Why not (difficulties)

increased complexity
race conditions
What happens if, while executing an operation, some of the state that is relevant for it, is changed by a concurrent operation?
deadlocks
Task A waits for task B to do something, while task B waits for task A to do someother thing.
non-determinism
The result of a computation depends on the order of completion of concurrent tasks, which in turn may depend on external factors.
lack of global state; lack of universal chronology (distributed systems only)
A process can read a local variable, but cannot read a remote variable (that resides in the memory of another processor); it can only request the value to be sent, and, by the time the value arrives, the original value may have changed

Clasification

Flynn taxonomy

SISD (single instruction, single data)
SIMD (single instruction, multiple data)
MISD (multiple instruction, single data)
MIMD (multiple instruction, multiple data)

Shared memory vs message passing

Shared memory

SMP (symmetrical multi-processing)
identical processors (cores) accessing the same main memory
AMP (asymmetrical multi-processing)
like SMP, but processors have different capabilities (for example, only one can request I/O)
NUMA (non-uniform memory access)
each processor has a local memory but can also access a main memory and/or the local memory of the other processors.

Message passing

cluster
many computers packed together, maybe linked in a special topology (star, ring, tree, hyper-cube, etc)
grid
multiple computers, maybe of different types and characteristics, networked together and with a middle-ware that allows treating them as a single system.

Hardware issues — Multi-processors with shared memory

Idea: several CPUs sharing the same RAM. (Note: by CPU, we understand the circuits that process the instruction flow and execute the arithmetic operations; a PC CPU chip contains additional circuits, as well, such as the memory cache, memory controller, etc.)

Memory caches

Problems: high memory latency; memory bottleneck

Solution: use per-processor cache

New problem: ensure cache consistency (consider that one CPU modifies a memory location and, immediately afterwards, another CPU reads the same location).

Solution: cache-to-cache protocol for ensuring consistency. (Locking, cache invalidation, direct transfer between caches.) However, this means that:

Note: see false-sharing.cpp and play with the alignof argument.

Instruction re-ordering

In the beginning, the CPU executed instructions purely sequentially, that is, it started one instruction only after the previous one was fully completed.

However, each instruction consists in several steps (fetch the instruction from memory, decode it, compute the addresses of the operands, get the operands from memory, executing any arithmetic operation, etc) and sub-steps (a multiplication, for instance, is a complex operation and takes many clock cycles to complete).
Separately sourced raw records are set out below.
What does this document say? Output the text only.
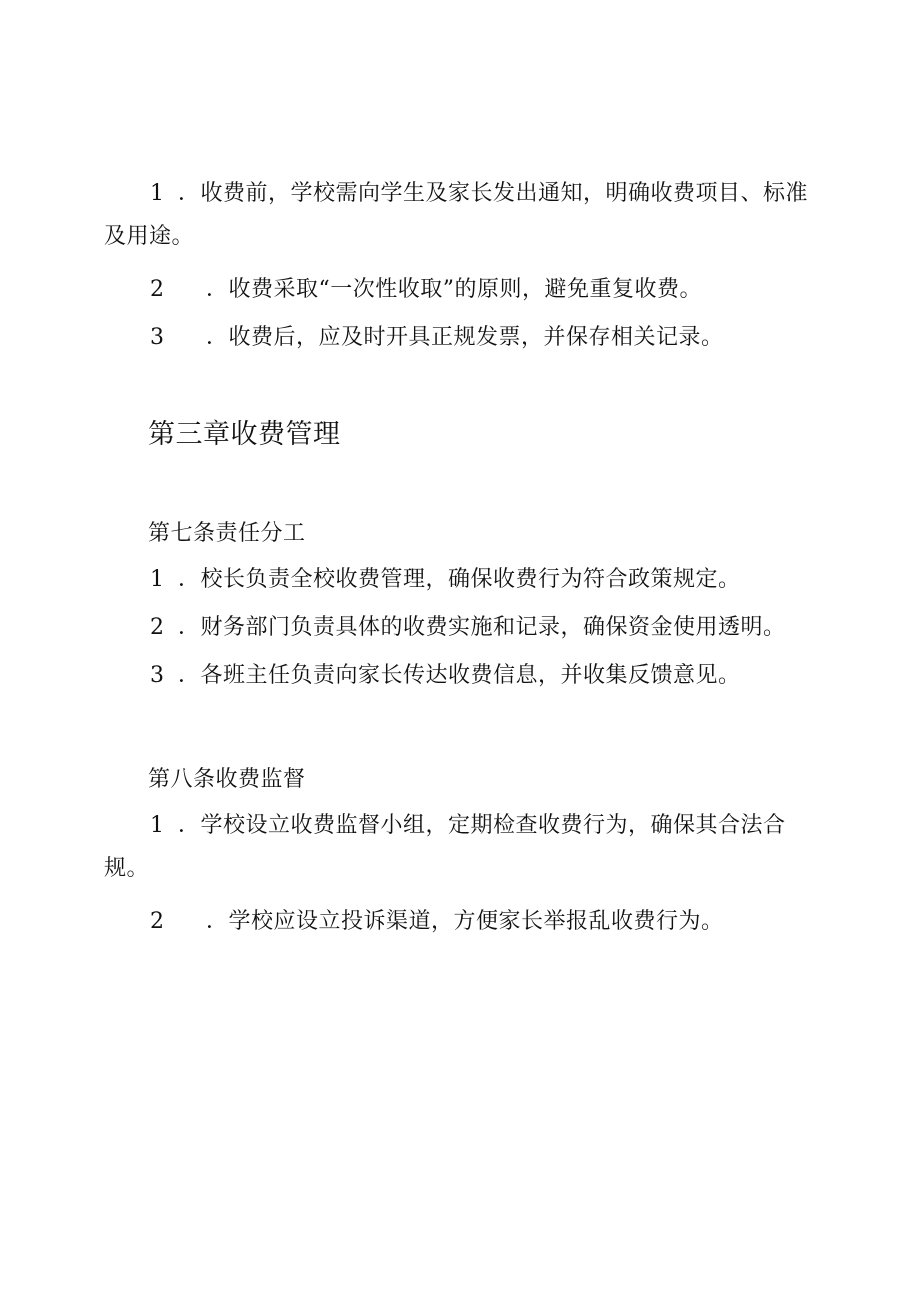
1 ．收费前，学校需向学生及家长发出通知，明确收费项目、标准及用途。

2 ．收费采取“一次性收取”的原则，避免重复收费。

3 ．收费后，应及时开具正规发票，并保存相关记录。

第三章收费管理
第七条责任分工

1 ．校长负责全校收费管理，确保收费行为符合政策规定。

2 ．财务部门负责具体的收费实施和记录，确保资金使用透明。

3 ．各班主任负责向家长传达收费信息，并收集反馈意见。

第八条收费监督

1 ．学校设立收费监督小组，定期检查收费行为，确保其合法合规。

2 ．学校应设立投诉渠道，方便家长举报乱收费行为。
Thus, the execution of an instruction takes several clock cycles to complete.

It is possible, however, to parallelize the stages in instruction execution, for instance, to fetch the next instrunction while the previous one is being decoded. The result is a processing pipeline, and thus, at each moment, there are several instruction in various stages of their execution. The advantage is that the average execution time per instruction is reduced, but there is a problem if an instruction needs some results from the previous instruction before those results are ready. To solve this problem, the solution is to add wait states or to re-order instructions (so that there is enough time between dependent instructions). Both waits and re-orderings can be done either by the compiler or by the CPU itself.
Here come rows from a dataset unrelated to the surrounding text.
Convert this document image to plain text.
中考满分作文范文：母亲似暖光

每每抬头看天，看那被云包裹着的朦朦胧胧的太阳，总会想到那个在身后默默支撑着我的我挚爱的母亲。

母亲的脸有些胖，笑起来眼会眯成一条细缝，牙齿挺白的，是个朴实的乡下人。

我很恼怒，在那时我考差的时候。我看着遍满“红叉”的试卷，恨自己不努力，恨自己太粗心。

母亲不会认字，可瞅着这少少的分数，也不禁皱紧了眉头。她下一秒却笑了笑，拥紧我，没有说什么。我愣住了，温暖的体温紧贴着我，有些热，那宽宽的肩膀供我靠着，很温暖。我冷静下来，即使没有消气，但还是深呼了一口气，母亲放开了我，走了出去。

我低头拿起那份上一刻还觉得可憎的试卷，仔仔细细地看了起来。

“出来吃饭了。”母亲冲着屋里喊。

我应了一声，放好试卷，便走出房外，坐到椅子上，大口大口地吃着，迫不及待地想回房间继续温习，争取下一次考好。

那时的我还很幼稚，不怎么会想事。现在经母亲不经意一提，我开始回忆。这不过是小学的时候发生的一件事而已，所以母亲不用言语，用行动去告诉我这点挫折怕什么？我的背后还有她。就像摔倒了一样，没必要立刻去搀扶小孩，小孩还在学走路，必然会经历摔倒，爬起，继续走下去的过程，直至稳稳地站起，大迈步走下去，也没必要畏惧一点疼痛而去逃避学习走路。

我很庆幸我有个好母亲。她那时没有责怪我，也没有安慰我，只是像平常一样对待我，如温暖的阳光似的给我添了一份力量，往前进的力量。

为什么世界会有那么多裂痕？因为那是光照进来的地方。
The result for the programmer is that instructions can be re-ordered without the programmer knowing about that. The reordering is never allowed to change the behavior of a single thread, but can change the behavior in multi-threading contexts. Consider the following code:


  bool ready = false;

  int result;



Thread 1:

  result = <some expression>

  ready = true



Thread 2:

  while(!ready) {}

  use(result)

Because of re-ordering, the above code may not be correct. The compiler or the CPU can re-order the instructions in Thread 1 because the behavior of thread 1 is not change by that. However, this makes thread 2 belive the result is ready before actually being so.